Nefesimi verdim, "Beni iyi tanıyorsun, hadi açlıktan öldüm."

Elini tuttum ve yemek kamyonlarına doğru ilerlemeye başladım. Bayağıdır yürüyor olduğumuzdan ve sabah da öğlene kadar uyuyup kahvaltımı atladığımdan oldukça acıkmıştım. Ve şimdi de yemek kamyonlarıyla dolu bir yol bulmuştuk.

"Ee, ne yemek istiyorsun?" Diye sordu Parker. "Bir sürü seçeneğin var."

"Biliyorum," dedim. "Bu harika!"

Sırıttı. "Tamam benden, kalbin ne diliyorsa al."

"Yani midem ne diliyorsa,"

"Aynı şey."

"Doğru."

Yemek kamyonlarında birinden diğerine geçerek geziyor ve menüyle fiyatlara bakıyordum. Sonunda biftek sandviç, büyük boy patates ve kola almaya karar verdim.

"Huh, küçük bir kız için büyük bir sipariş." Dedi garson siparişimi not ederken.
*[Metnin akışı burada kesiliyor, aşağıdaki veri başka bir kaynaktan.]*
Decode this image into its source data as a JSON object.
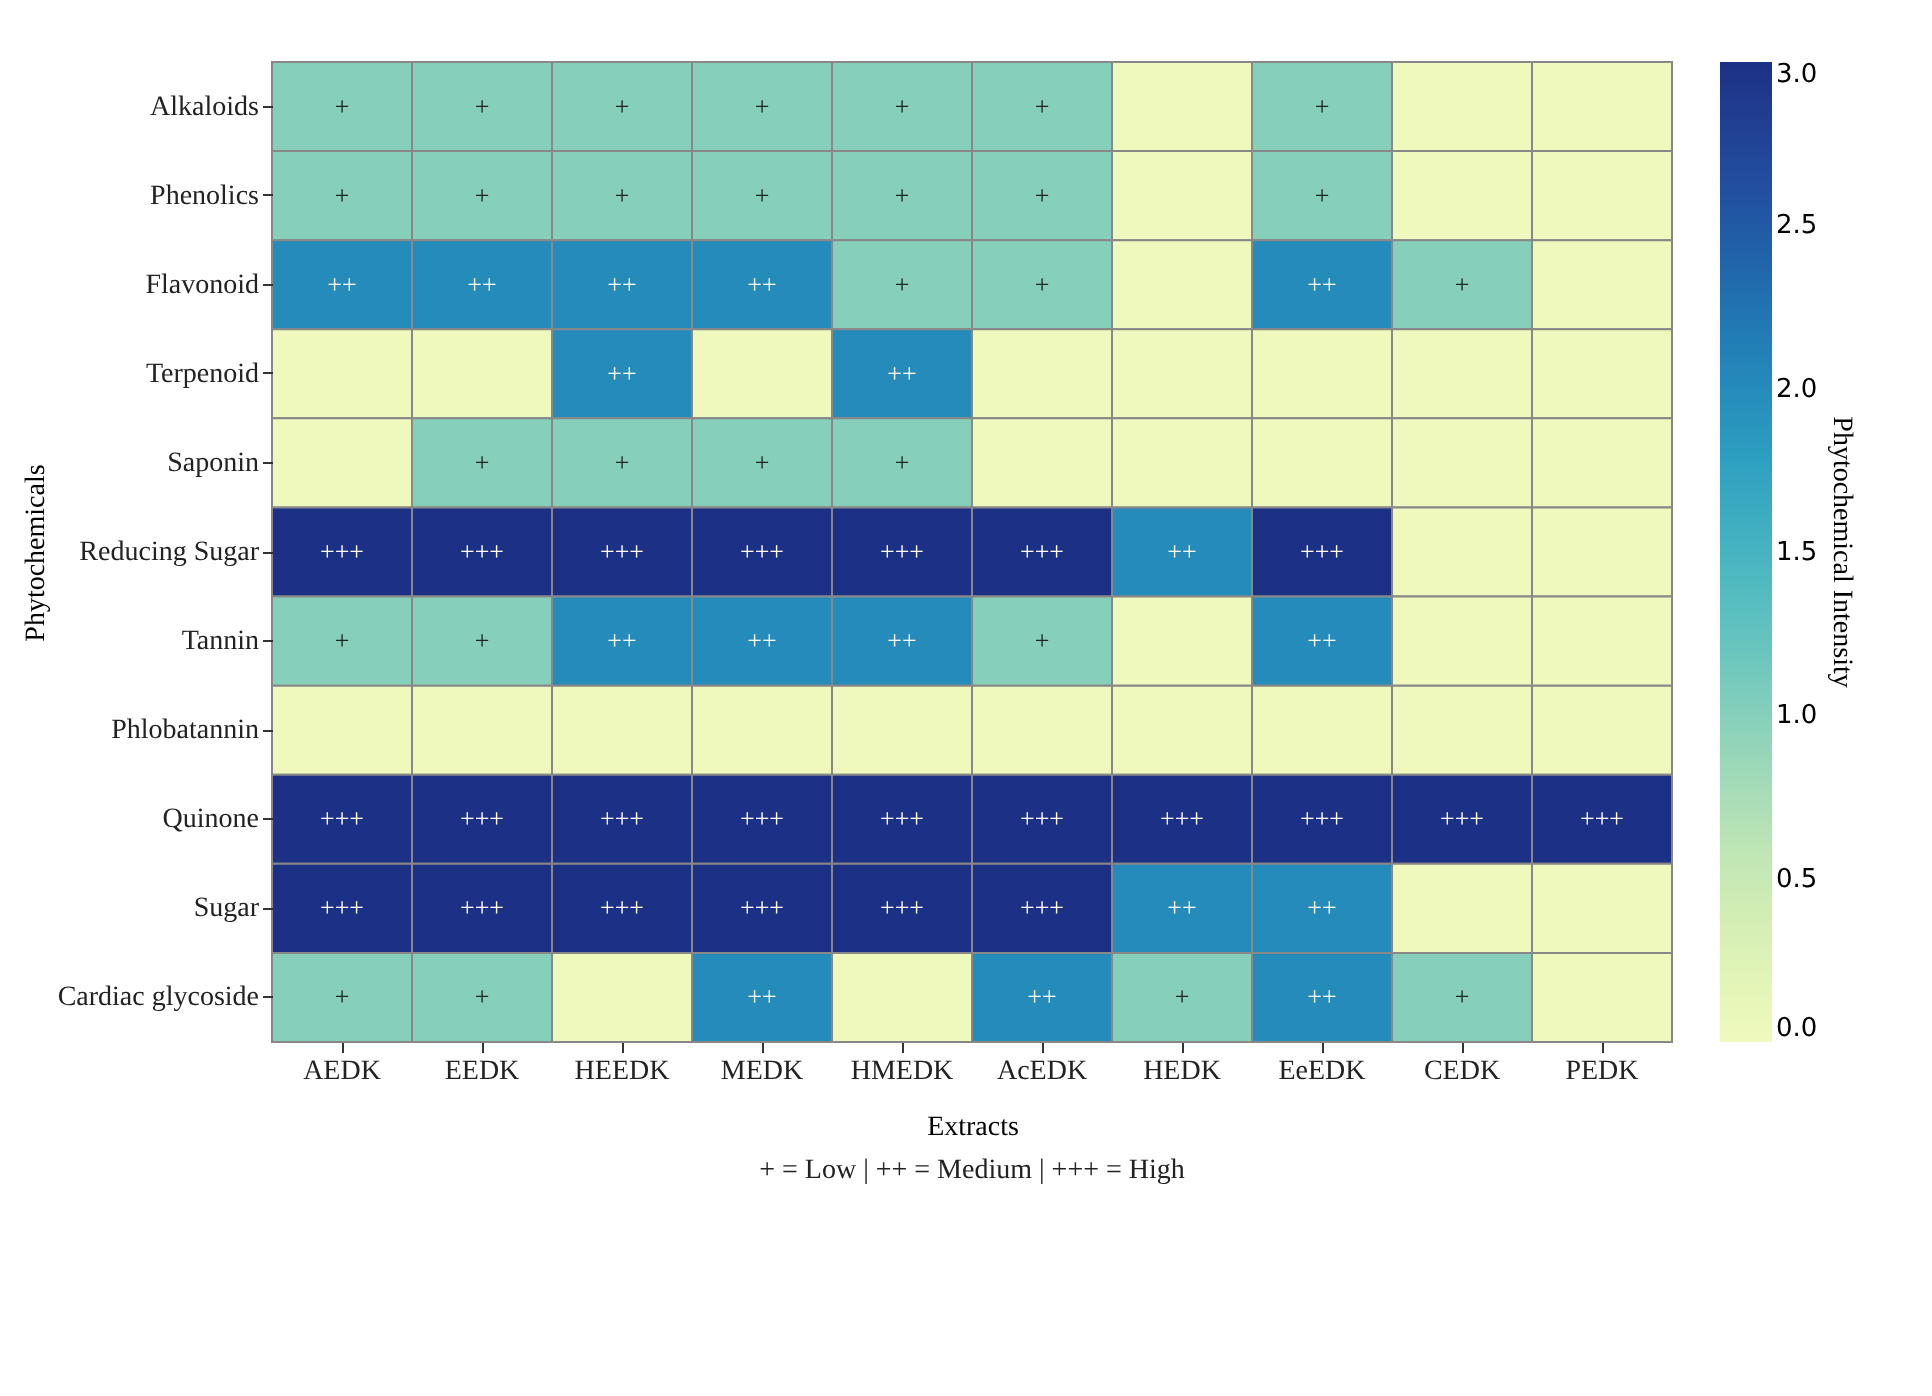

Güldüm, "Bu hiçbir şey daha. İki tane büfeye girişim bir koca aylığına yasaklanmıştı, büfelerin sınırı olduğunu bilmezdim."

Adam Parker'a baktı, "Adamım, kız arkadaşın burada."

"K-kız arkadaşım değil."

"Ah öyle mi? Bu umarım değişir çünkü siz ikiniz-"
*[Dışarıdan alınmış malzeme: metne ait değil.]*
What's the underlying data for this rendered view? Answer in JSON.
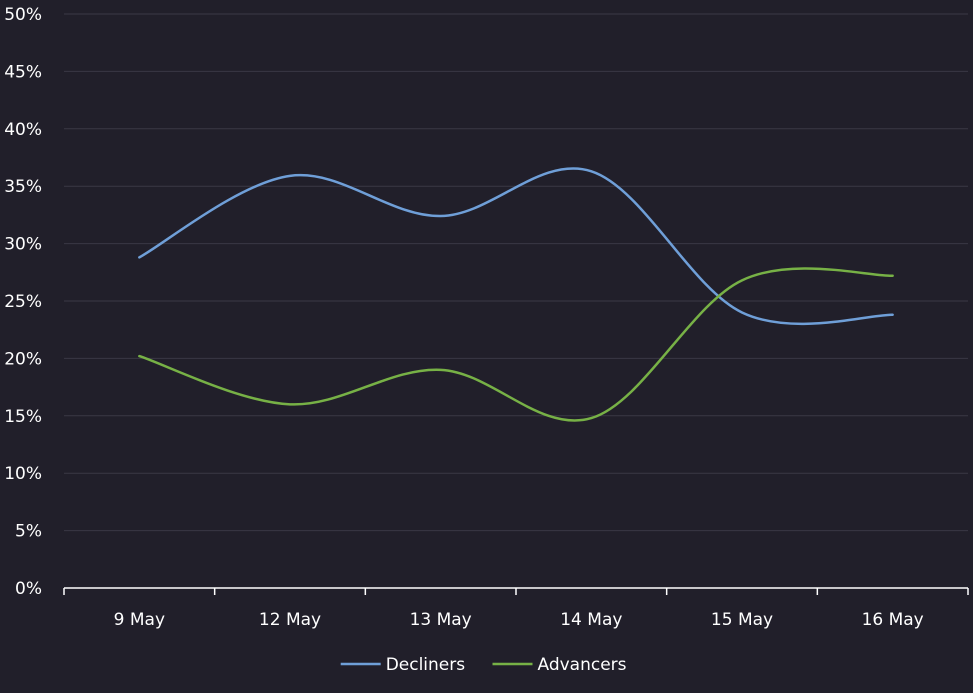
{
  "chart_data": {
    "type": "line",
    "title": "",
    "xlabel": "",
    "ylabel": "",
    "categories": [
      "9 May",
      "12 May",
      "13 May",
      "14 May",
      "15 May",
      "16 May"
    ],
    "ylim": [
      0,
      50
    ],
    "yticks": [
      "0%",
      "5%",
      "10%",
      "15%",
      "20%",
      "25%",
      "30%",
      "35%",
      "40%",
      "45%",
      "50%"
    ],
    "y_unit": "%",
    "grid": true,
    "legend_position": "bottom",
    "series": [
      {
        "name": "Decliners",
        "color": "#6f9fd8",
        "values": [
          28.8,
          35.9,
          32.4,
          36.3,
          24.0,
          23.8
        ]
      },
      {
        "name": "Advancers",
        "color": "#77b146",
        "values": [
          20.2,
          16.0,
          19.0,
          14.8,
          26.8,
          27.2
        ]
      }
    ],
    "colors": {
      "background": "#211f2a",
      "gridline": "#3a3845",
      "axis": "#ffffff",
      "text": "#ffffff"
    }
  }
}
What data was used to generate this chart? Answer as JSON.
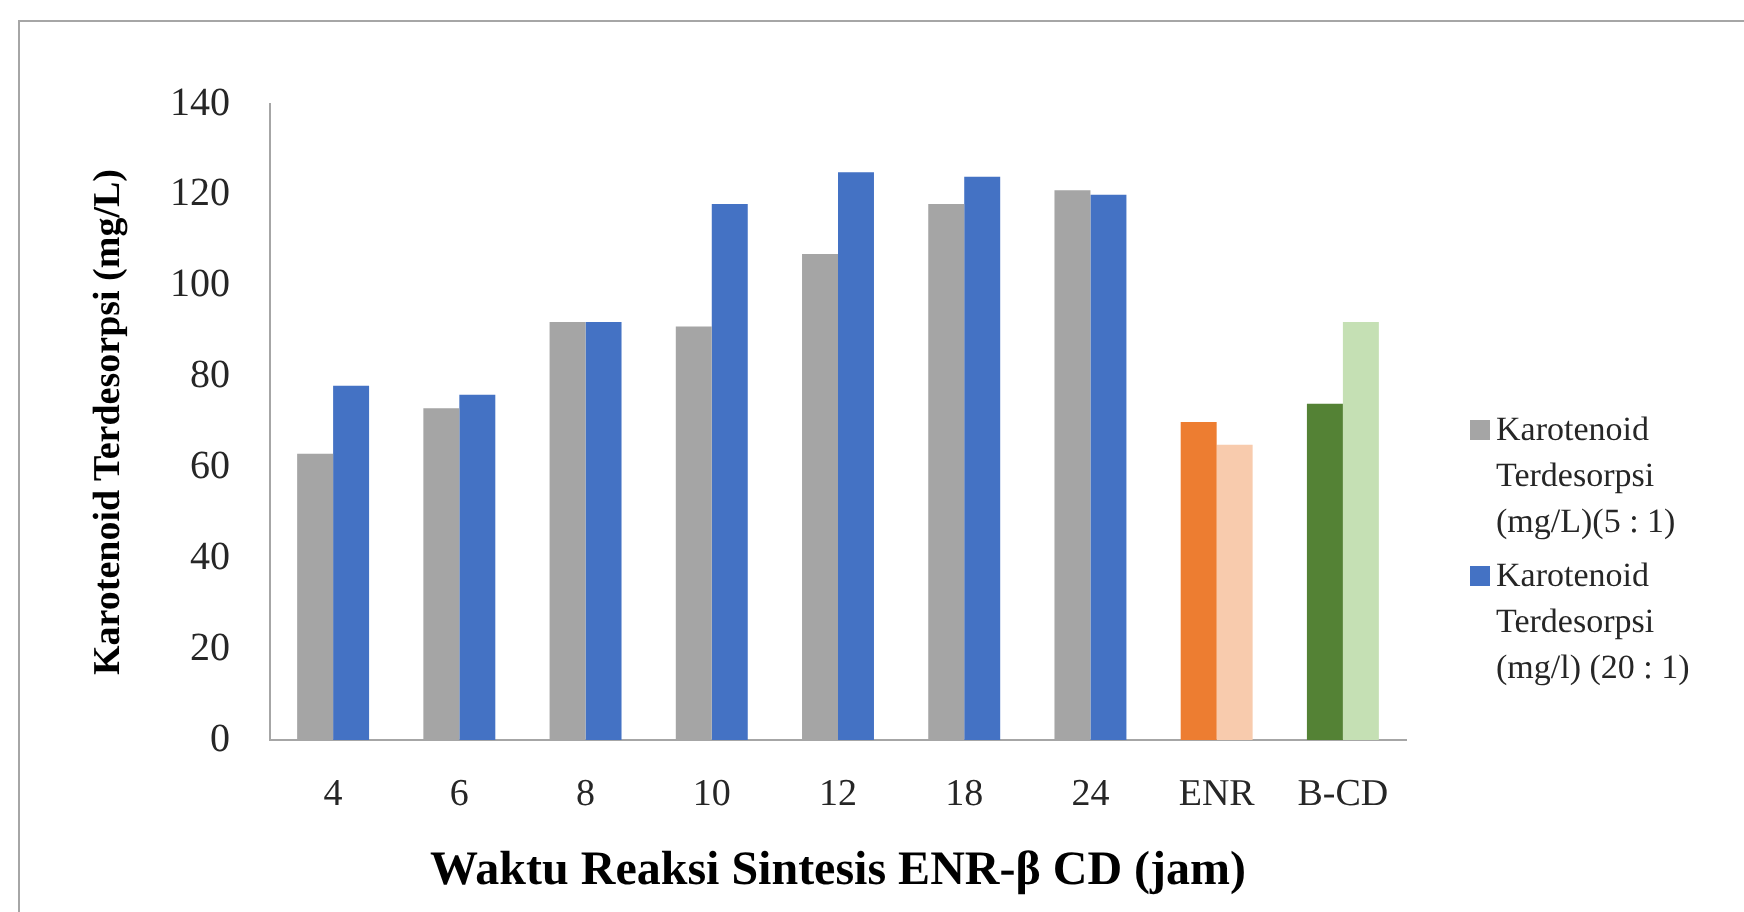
{
  "chart_data": {
    "type": "bar",
    "categories": [
      "4",
      "6",
      "8",
      "10",
      "12",
      "18",
      "24",
      "ENR",
      "B-CD"
    ],
    "series": [
      {
        "name": "Karotenoid Terdesorpsi (mg/L)(5 : 1)",
        "color": "#a5a5a5",
        "colors": [
          "#a5a5a5",
          "#a5a5a5",
          "#a5a5a5",
          "#a5a5a5",
          "#a5a5a5",
          "#a5a5a5",
          "#a5a5a5",
          "#ed7d31",
          "#548235"
        ],
        "values": [
          63,
          73,
          92,
          91,
          107,
          118,
          121,
          70,
          74
        ]
      },
      {
        "name": "Karotenoid Terdesorpsi (mg/l) (20 : 1)",
        "color": "#4472c4",
        "colors": [
          "#4472c4",
          "#4472c4",
          "#4472c4",
          "#4472c4",
          "#4472c4",
          "#4472c4",
          "#4472c4",
          "#f8cbad",
          "#c5e0b4"
        ],
        "values": [
          78,
          76,
          92,
          118,
          125,
          124,
          120,
          65,
          92
        ]
      }
    ],
    "xlabel": "Waktu Reaksi Sintesis ENR-β CD (jam)",
    "ylabel": "Karotenoid Terdesorpsi (mg/L)",
    "ylim": [
      0,
      140
    ],
    "yticks": [
      0,
      20,
      40,
      60,
      80,
      100,
      120,
      140
    ],
    "grid": false,
    "legend": "right"
  }
}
"İşte bir yirmilik," dedim cüzdanımdan çıkardığım yirmiliği uzatarak. "Eğer hemen gidip hazırlarsan paranın üstü kalabilir."
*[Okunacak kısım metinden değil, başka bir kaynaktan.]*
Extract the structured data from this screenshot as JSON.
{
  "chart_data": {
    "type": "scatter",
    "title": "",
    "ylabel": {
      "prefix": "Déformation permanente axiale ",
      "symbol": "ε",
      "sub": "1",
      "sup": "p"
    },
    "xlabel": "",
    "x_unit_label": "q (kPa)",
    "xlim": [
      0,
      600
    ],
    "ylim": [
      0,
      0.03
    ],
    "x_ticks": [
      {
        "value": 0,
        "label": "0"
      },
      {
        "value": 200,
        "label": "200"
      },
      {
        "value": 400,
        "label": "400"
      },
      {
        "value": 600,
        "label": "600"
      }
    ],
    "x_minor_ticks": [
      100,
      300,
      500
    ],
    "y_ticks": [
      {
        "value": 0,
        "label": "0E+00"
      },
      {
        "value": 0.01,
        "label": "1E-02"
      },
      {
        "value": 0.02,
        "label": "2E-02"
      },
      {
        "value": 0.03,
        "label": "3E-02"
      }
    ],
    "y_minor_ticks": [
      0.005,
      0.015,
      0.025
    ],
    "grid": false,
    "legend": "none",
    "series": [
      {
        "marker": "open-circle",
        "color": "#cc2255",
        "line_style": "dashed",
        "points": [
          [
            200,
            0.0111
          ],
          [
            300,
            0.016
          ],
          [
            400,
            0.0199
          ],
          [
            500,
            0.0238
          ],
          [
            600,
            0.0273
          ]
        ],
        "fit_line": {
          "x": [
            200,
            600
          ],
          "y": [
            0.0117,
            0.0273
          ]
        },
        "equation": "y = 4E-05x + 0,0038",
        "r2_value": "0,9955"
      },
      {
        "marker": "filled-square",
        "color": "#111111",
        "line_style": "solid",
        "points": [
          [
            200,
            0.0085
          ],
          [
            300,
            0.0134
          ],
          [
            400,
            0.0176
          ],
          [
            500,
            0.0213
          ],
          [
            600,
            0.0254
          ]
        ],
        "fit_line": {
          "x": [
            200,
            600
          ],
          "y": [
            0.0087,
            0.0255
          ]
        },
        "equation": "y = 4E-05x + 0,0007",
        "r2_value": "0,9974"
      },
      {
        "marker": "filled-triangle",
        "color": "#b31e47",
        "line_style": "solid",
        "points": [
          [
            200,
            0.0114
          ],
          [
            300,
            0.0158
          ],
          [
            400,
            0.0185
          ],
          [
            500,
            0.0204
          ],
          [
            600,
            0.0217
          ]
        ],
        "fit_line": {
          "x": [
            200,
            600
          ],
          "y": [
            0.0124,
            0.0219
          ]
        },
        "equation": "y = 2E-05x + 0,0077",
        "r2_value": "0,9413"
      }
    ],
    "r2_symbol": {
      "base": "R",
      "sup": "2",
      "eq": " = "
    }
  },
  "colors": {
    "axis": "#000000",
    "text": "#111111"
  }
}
"Siz nasıl isterseniz bayan," dedi ve parayı alarak yemeğimi hazırlamaya gitti.

Parker kaşlarını çattı, "Benim ödememi istiyorsun sanmıştım."

"Hayır, sorun değil," dedim kendime bir kola alarak. "Sadece şaka yapıyordum, ödeyebilirim."

"Ama ben ödemek istemiştim."

"Evet ben de ödemek istedim," dedim kaşımın tekini kaldırarak. "Bunun nesi sorun? Birkaç dolar daha fakirleşmediğin için sevinmelisin.

"Naomi, ben ödemek istemiştim. İzin vermeliydin."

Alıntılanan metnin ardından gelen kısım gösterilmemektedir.